Kanjun Qiu, co-founder, Imbue

Jang believes the actual innovation will occur in actual voice AI models. Unlike large language models that underlie services like ChatGPT, language models are usually not trained on text after which read aloud by the software. Instead, speech models are trained on actual speech audio data, allowing them to acknowledge subtleties of speech equivalent to cadence or emotional cues. Jang has invested in Play.ai, which makes a speciality of voice agents; It competes with corporations like ElevenLabs, OpenAI and Google, all of that are working on language models.

However, some are usually not so convinced that agents will exponentially improve on the foremost voice assistants. Kanjun Qiu, founding father of Imbue, an organization that develops agents for coding software, believes adding more AI to those products will only improve them “incrementally.” She said the brand new AI capabilities still aren’t sufficiently big to trust. “Delegating as a paradigm is actually very difficult for people,” Qiu said. “I only use Siri for trivial things that I know won’t screw things up.”

However, she believes recent improvements in voice AI will help consumers in other ways. For example, more apps will integrate voice capabilities, she predicts. With improved latency and natural language understanding, you’ll be able to give instructions to an app and it should perform that motion, Qiu said — like telling an e-commerce app that you ought to return the pair of shoes that do not quite fit. (An engineer by training, she said she developed an app for herself that turns the chatter right into a to-do list.)

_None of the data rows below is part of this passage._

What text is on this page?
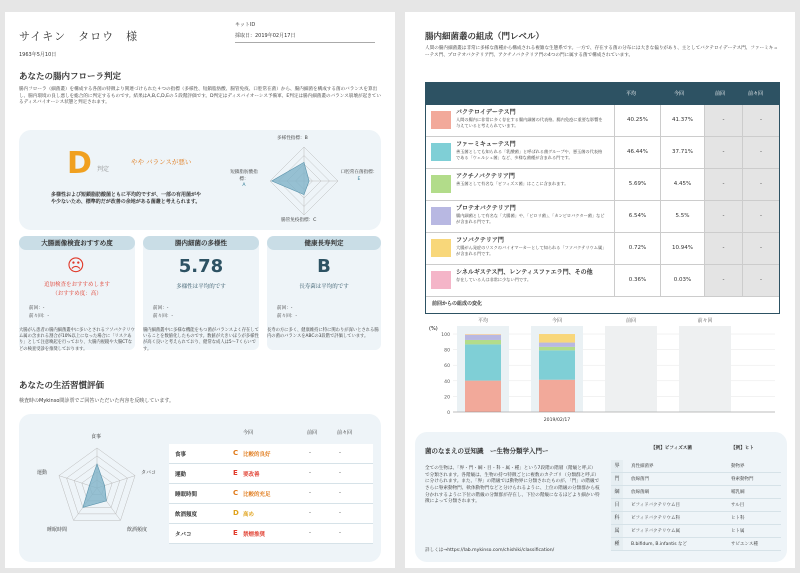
サイキン　タロウ　様
キットID
採取日：2019年02月17日
1963年5月10日
あなたの腸内フローラ判定
腸内フローラ（細菌叢）を構成する各菌の特徴より関連づけられた４つの指標（多様性、短鎖脂肪酸、腸管免疫、口腔常在菌）から、腸内細菌を構成する菌のバランスを算出し、腸内環境の良し悪しを総合的に判定するものです。結果はA,B,C,D,Eの５段階評価です。D判定はディスバイオーシス予備軍、E判定は腸内細菌叢のバランス崩壊が起きているディスバイオーシス状態と判定されます。
D 判定
やや バランスが悪い
多様性および短鎖脂肪酸菌ともに平均的ですが、一部の有用菌がやや少ないため、標準的だが改善の余地がある菌叢と考えられます。
多様性指標：B
口腔常在菌指標：
E
腸管免疫指標：C
短鎖脂肪酸指標：
A
大腸画像検査おすすめ度
☹
追加検査をおすすめします
（おすすめ度：高）
前回：-
前々回：-
腸内細菌の多様性
5.78
多様性は平均的です
前回：-
前々回：-
健康長寿判定
B
長寿菌は平均的です
前回：-
前々回：-
大腸がん患者の腸内細菌叢中に多いとされるフソバクテリウム属の含まれる割合が10%以上になった場合に「リスクあり」として注意喚起を行っており、大腸内視鏡や大腸CTなどの検査受診を推奨しております。
腸内細菌叢中に多様な機能をもつ菌がバランスよく存在していることを数値化したものです。数値が大きいほうが多様性が高く良いと考えられており、健常な成人は5〜7くらいです。
長寿の方に多く、健康維持に特に関わりが深いとされる腸内の菌のバランスをABCの3段階で評価しています。
あなたの生活習慣評価
検査時のMykinso問診票でご回答いただいた内容を反映しています。
食事
タバコ
飲酒頻度
睡眠時間
運動
今回	前回	前々回
食事	C 比較的良好	-	-
運動	E 要改善	-	-
睡眠時間	C 比較的充足	-	-
飲酒頻度	D 高め	-	-
タバコ	E 禁煙推奨	-	-
腸内細菌叢の組成（門レベル）
人間の腸内細菌叢は非常に多様な菌種から構成される複雑な生態系です。一方で、存在する菌の分布には大きな偏りがあり、主としてバクテロイデーテス門、ファーミキューテス門、プロテオバクテリア門、アクチノバクテリア門の4つの門に属する菌で構成されています。
平均	今回	前回	前々回
バクテロイデーテス門
人間の腸内に非常に多く存在する腸内細菌の代表格。腸内免疫に重要な影響を与えていると考えられています。
40.25%	41.37%	-	-
ファーミキューテス門
善玉菌としても知られる「乳酸菌」と呼ばれる菌グループや、悪玉菌の代表格である「ウェルシュ菌」など、多様な菌種が含まれる門です。
46.44%	37.71%	-	-
アクチノバクテリア門
善玉菌として有名な「ビフィズス菌」はここに含まれます。	5.69%	4.45%	-	-
プロテオバクテリア門
腸内細菌として有名な「大腸菌」や、「ピロリ菌」、「カンピロバクター菌」などが含まれる門です。
6.54%	5.5%	-	-
フソバクテリア門
大腸がん発症のリスクのバイオマーカーとして知られる「フソバクテリウム属」が含まれる門です。
0.72%	10.94%	-	-
シネルギステス門、レンティスファエラ門、その他
存在している人は非常に少ない門です。	0.36%	0.03%	-	-
前回からの組成の変化
(%)
0
20
40
60
80
100
平均	今回	前回	前々回
2019/02/17
菌のなまえの豆知識　ー生物分類学入門ー
全ての生物は、「界・門・綱・目・科・属・種」という7段階の階層（階級と呼ぶ）で分類されます。各階級は、生物の持つ特徴ごとに複数のカテゴリ（分類群と呼ぶ）に分けられます。また、「界」の階級では動物界に分類されたものが、「門」の階級でさらに脊索動物門、軟体動物門などと分けられるように、上位の階級の分類群から枝分かれするように下位の階級の分類群が存在し、下位の階級になるほどより細かい特徴によって分類されます。
詳しくは→https://lab.mykinso.com/chishiki/classification/
【例】ビフィズス菌	【例】ヒト
界	真性細菌界	動物界
門	放線菌門	脊索動物門
綱	放線菌綱	哺乳綱
目	ビフィドバクテリウム目	サル目
科	ビフィドバクテリウム科	ヒト科
属	ビフィドバクテリウム属	ヒト属
種	B.bifidum, B.infantis など	サピエンス種
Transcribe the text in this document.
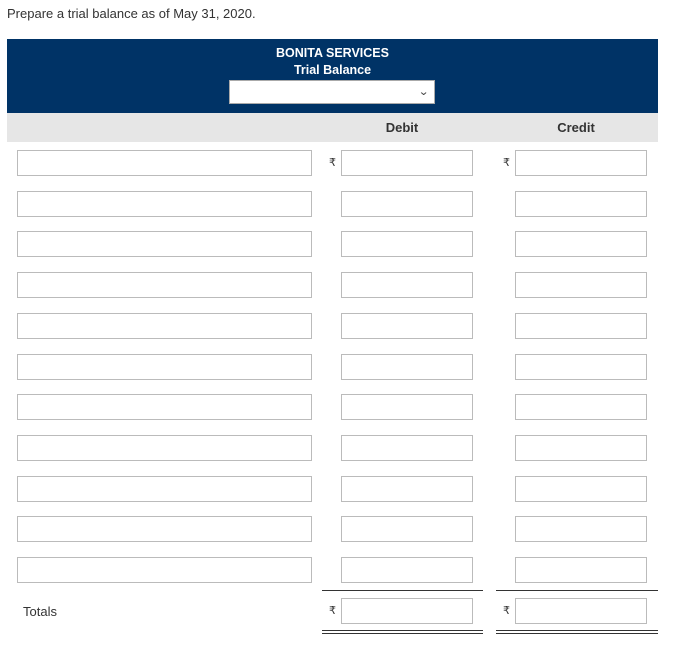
Prepare a trial balance as of May 31, 2020.
BONITA SERVICES
Trial Balance
⌄
Debit	Credit
₹	₹
Totals	₹	₹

Improvements in AI and voice technology could also enable hardware ambitions that Silicon Valley has looked for years. More than a decade ago, Google sparked an infamous facet crime with the introduction of Google Glass, a pair of smart glasses that raised privacy concerns and weren’t very useful. Earlier this month, the corporate unveiled a brand new prototype of glasses for use with Project Astra, Google’s recent platform for AI agents. In a demo, the voice-controlled glasses mechanically retrieved a door code from the wearer’s email as soon as they checked out the input keypad. The technician could also conjure route information concerning the bus in front of him or the art sculpture he passed.

Meanwhile, Facebook’s Orion glasses, announced earlier this yr, use a mixture of voice and hand gestures to regulate AI tools, equivalent to ingredients within the pantry and asking the technician to search out a recipe that uses them .

Voice-based innovations also make technology more accessible. Not everyone can read, write or type, but more people have the power to talk, Jang said. And it is a growing preference amongst young people: According to a study by YouGov and Vox, 42% of 18- to 29-year-olds within the US send voice messages on their chat apps no less than weekly.

New advances in AI could increase the adoption of voice tools even further and alter the way in which people interact with their technology. “It turns voice agents — and voice itself — into this great new user interface that hasn’t been used before in the computing industry,” Jang said.